Now at Valentino, after seven years at Gucci, something hit differently.
His spring-summer 2025 collection was triggered, he notes, by the “anguish that arises from the ephemeral and undetermined nature of our destiny,” leaning to a poignant, fragile portrayal of beauty that references Valentino’s archive.
No doubt that’s why he chose to show his latest outing in the intimate surroundings on Avenue de la Porte Châtillon; a location that recalls a house forgotten in time, made of old furniture covered in sheer fabrics. The crush of admirers—and this Italian designer has many—made for slightly challenging visibility conditions, but in the end, it was worth the inconvenience.
Michele said he was inspired by the house’s archives, leaning, as he details, on the “unique capability to feel and connect with something that unveils a new universe of meaning: an epiphany in which the connections between us, things and living beings, become immediately visible”.
That puzzling, philosophical, and historically-driven thinking produced a collection of current shapes and cuts making space for an intriguing dichotomy: Is this outing a Guccified version of Valentino, or vice versa?
In a succession of creative shifts, Michele keeps prickling the sense of the familiar by toying with his vocabulary in a more romanticised way at Valentino, and all the while more eccentric during his tenure at Gucci. It reveals how far Michele has come with gaining clarity of direction, both in terms of form and technique.
And, to me, that’s because the technicality of many of his spring looks come very close to expressing a personal ideal of Italian heritage. Part of the charm of the customary, grown-up clothes that Michele designs season after season is the immediacy of what he does. His followers expect a romantic seasonal shortcut into the sort of classic style that looks elegant (but opulent) at any time.

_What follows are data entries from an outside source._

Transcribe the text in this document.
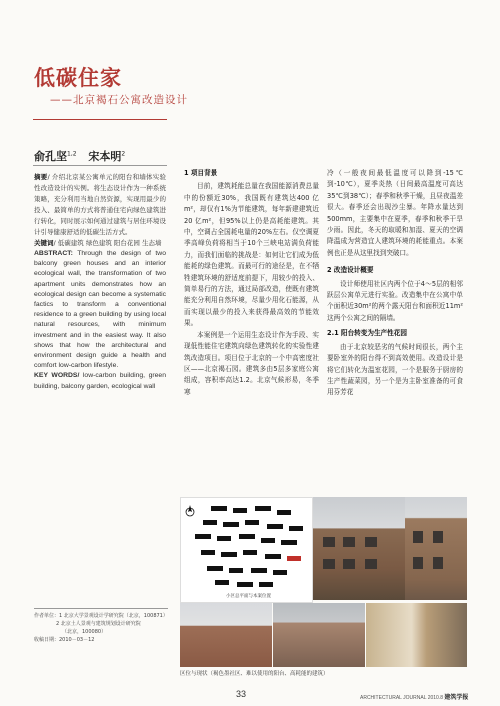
低碳住家
——北京褐石公寓改造设计
俞孔坚$^{1,2}$ 宋本明$^2$

摘要/ 介绍北京某公寓单元的阳台和墙体实验性改造设计的实例。将生态设计作为一种系统策略，充分利用当地自然资源，实现用最少的投入、最简单的方式将普通住宅向绿色建筑进行转化，同时展示如何通过建筑与居住环境设计引导健康舒适的低碳生活方式。

关键词/ 低碳建筑 绿色建筑 阳台花园 生态墙

ABSTRACT: Through the design of two balcony green houses and an interior ecological wall, the transformation of two apartment units demonstrates how an ecological design can become a systematic factics to transform a conventional residence to a green building by using local natural resources, with minimum investment and in the easiest way. It also shows that how the architectural and environment design guide a health and comfort low-carbon lifestyle.

KEY WORDS/ low-carbon building, green building, balcony garden, ecological wall

作者单位：1 北京大学景观设计学研究院（北京，100871）
2 北京土人景观与建筑规划设计研究院
（北京，100080）
收稿日期：2010－03－12

1 项目背景

目前，建筑耗能总量在我国能源消费总量中的份额近30%，我国既有建筑达400 亿m²，却仅有1%为节能建筑，每年新建建筑近20 亿m²，但95%以上仍是高耗能建筑。其中，空调占全国耗电量的20%左右。仅空调夏季高峰负荷将相当于10个三峡电站满负荷能力，而我们面临的挑战是：如何让它们成为低能耗的绿色建筑。而最可行的途径是，在不牺牲建筑环境的舒适度前提下，用较少的投入、简单易行的方法，通过局部改造，使既有建筑能充分利用自然环境，尽量少用化石能源，从而实现以最少的投入来获得最高效的节能效果。

本案例是一个运用生态设计作为手段、实现低性能住宅建筑向绿色建筑转化的实验性建筑改造项目。项目位于北京的一个中高密度社区——北京褐石园。建筑多由5层多家庭公寓组成，容积率高达1.2。北京气候形易，冬季寒

冷（一般夜间最低温度可以降到-15℃到-10℃），夏季炎热（日间最高温度可高达35℃到38℃）；春季和秋季干燥，且昼夜温差很大。春季还会出现沙尘暴。年降水量达到500mm，主要集中在夏季，春季和秋季干旱少雨。因此，冬天的取暖和加湿、夏天的空调降温成为营造宜人建筑环境的耗能重点。本案例也正是从这里找到突破口。

2 改造设计概要

设计师使用社区内两个位于4～5层的相邻跃层公寓单元进行实验。改造集中在公寓中单个面积近30m²的两个露天阳台和面积近11m²这两个公寓之间的隔墙。

2.1 阳台转变为生产性花园

由于北京较恶劣的气候时间很长，两个主要卧室外的阳台得不到高效使用。改造设计是将它们转化为温室花园，一个是服务于厨房的生产性蔬菜园，另一个是为主卧室准备的可食用芬芳花

小区总平面与本案位置
区位与现状（褐色墨社区、难以使用的阳台、高耗能的建筑）
33	ARCHITECTURAL JOURNAL 2010.8 建筑学报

Some of that came over in his signature bows, placed atop models’ double-breasted lapels and blazers trimmed with sharp hems. That motif continued for an evening with ruffled, fitted toppers embroidered in lavish beaded details. And that’s where his very strengths lie: his touches are evident that he’s one keen to focus on his dressmaking roots and the quirky tailoring for which he’s known.
Way before the recession had everyone in fashion thinking about the resonance and relevance of timelessness, Michele’s classics had always embodied a fixation on maximalism. This certainly wasn’t a trove of novelty—as his oeuvre has a far greater seat on fashion’s seasonal tapestry of trends—but his grasp of nowness is simply his own and one has to respect that.
I appreciated that Michele, in his deliberate choice of lavish ease and flamboyant shapes, takes a point of view and sticks with it.
Best of all, though, was the finale: a fragmented flooring that, in contrast to other set designs seen across the Paris shows over the past week, perhaps mirrored an equally fragmented reality that reflects the troubled state of our times, in which—as the showtrack’s conclusive chiasmus says on repeat, with a languid voice—we humans are eventually bound to die.